William de Siqueira Piauí

Autor
William de Siqueira Piauí
Revista
Prometeus - Journal of Philosophy
Edição
10 / 24
Ano
2017
DOI
10.52052/issn.2176-5960.pro.v10i24.7191
Idioma
pt
2017William de Siqueira Piauí. DERRIDA E A CAPACIDADE SUPERIOR DE FORMALIZAÇÃO DA LITERATURA: UMA INTRODUÇÃO. Prometeus - Journal of Philosophy, v. 10, n. 24, 2017.1

Como Paul Livingston mostrou em seu artigo “Derrida and Formal Logic: Formalizing the Undecidable” é possível traçar alguns paralelos fundamentais entre o que Derrida chama de “indecidível” e a “rica possibilidade de proposições indecidíveis” descoberta por Gödel em 1931. Problematizando parte daqueles paralelos, o que pretendemos em nosso texto é formular os termos com os quais poderíamos fazer um recuo ainda maior daquele proposto por Livingston, ou seja, começar não mais em a “Dupla seção” (1970) de Derrida, mas ir até à Introdução a “A origem da geometria” de Husserl (1962).
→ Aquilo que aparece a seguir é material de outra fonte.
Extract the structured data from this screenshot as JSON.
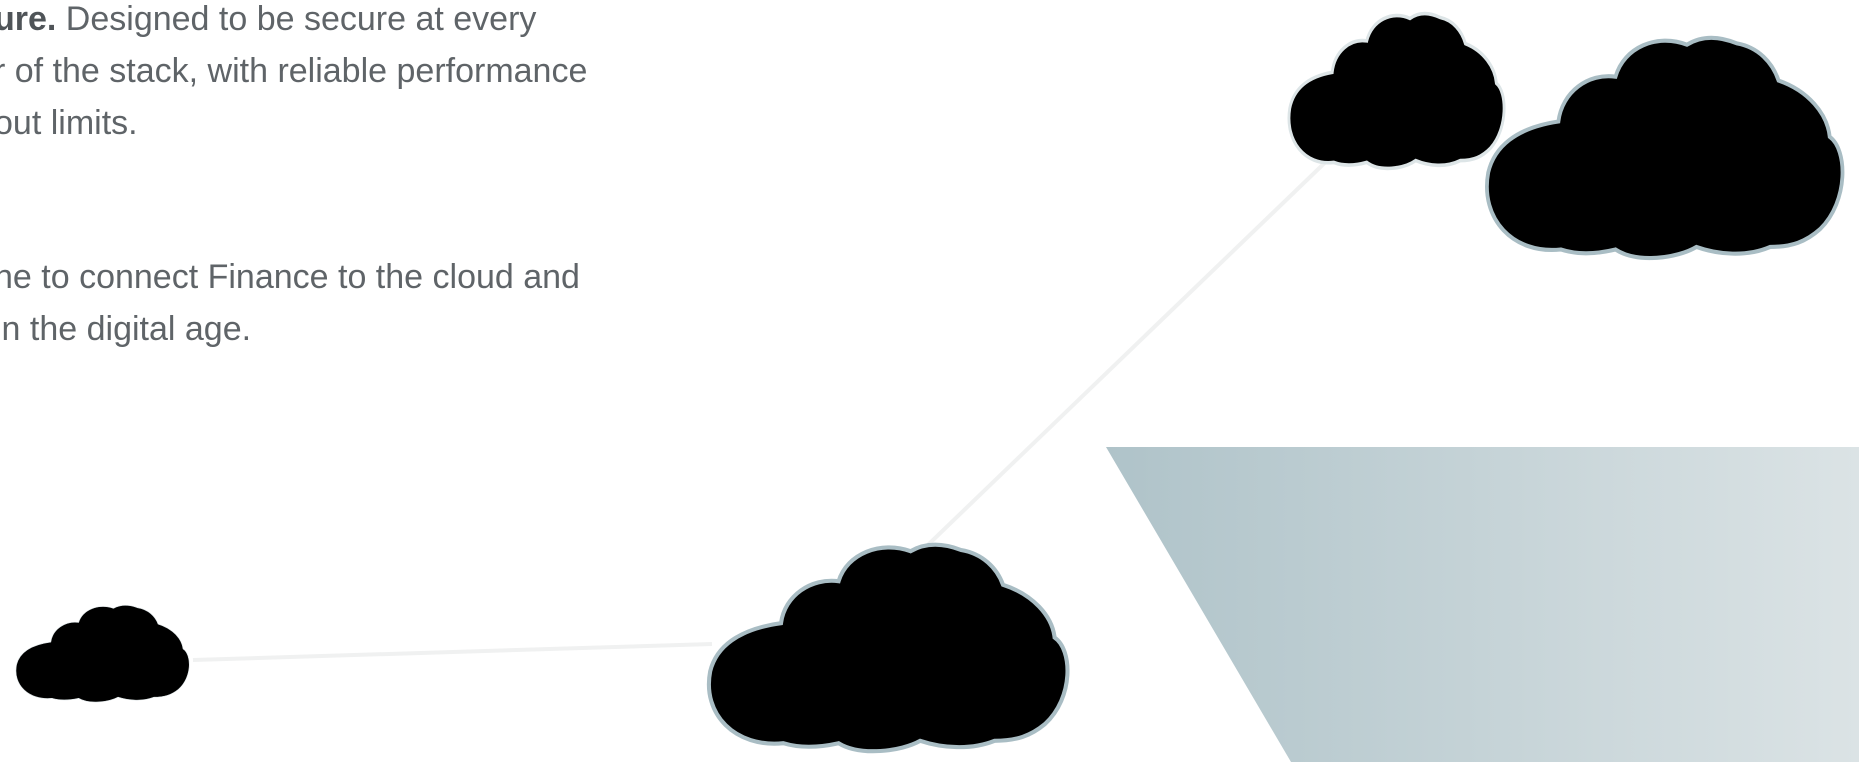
{
  "content": {
    "para1": {
      "line1_bold": "ure.",
      "line1_rest": " Designed to be secure at every",
      "line2": "r of the stack, with reliable performance",
      "line3": "out limits."
    },
    "para2": {
      "line1": "ne to connect Finance to the cloud and",
      "line2": "in the digital age."
    }
  },
  "graphic": {
    "icons": [
      "cloud-icon",
      "cloud-icon",
      "cloud-icon",
      "cloud-icon"
    ],
    "colors": {
      "cloud_stroke_dark": "#a9bdc4",
      "cloud_stroke_light": "#dde5e7",
      "connector_line": "#f0f1f1",
      "panel_gradient_start": "#afc3c9",
      "panel_gradient_end": "#dbe3e5"
    }
  }
}
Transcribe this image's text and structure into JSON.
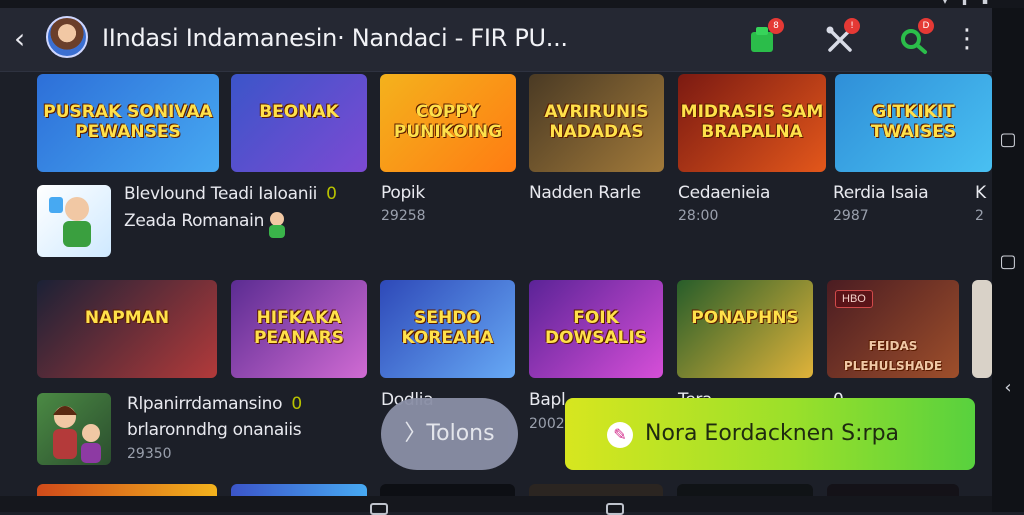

Gostaríamos, além disso, de apresentar alguns dos possíveis motivos que levaram Derrida para a literatura e não para a Lógica ou a Matemática, isto é, discutir sua opinião quanto à “capacidade superior de formalização da literatura”, especialmente se nos voltamos para sua análise de “Mímica”, poema em prosa de Mallarmé.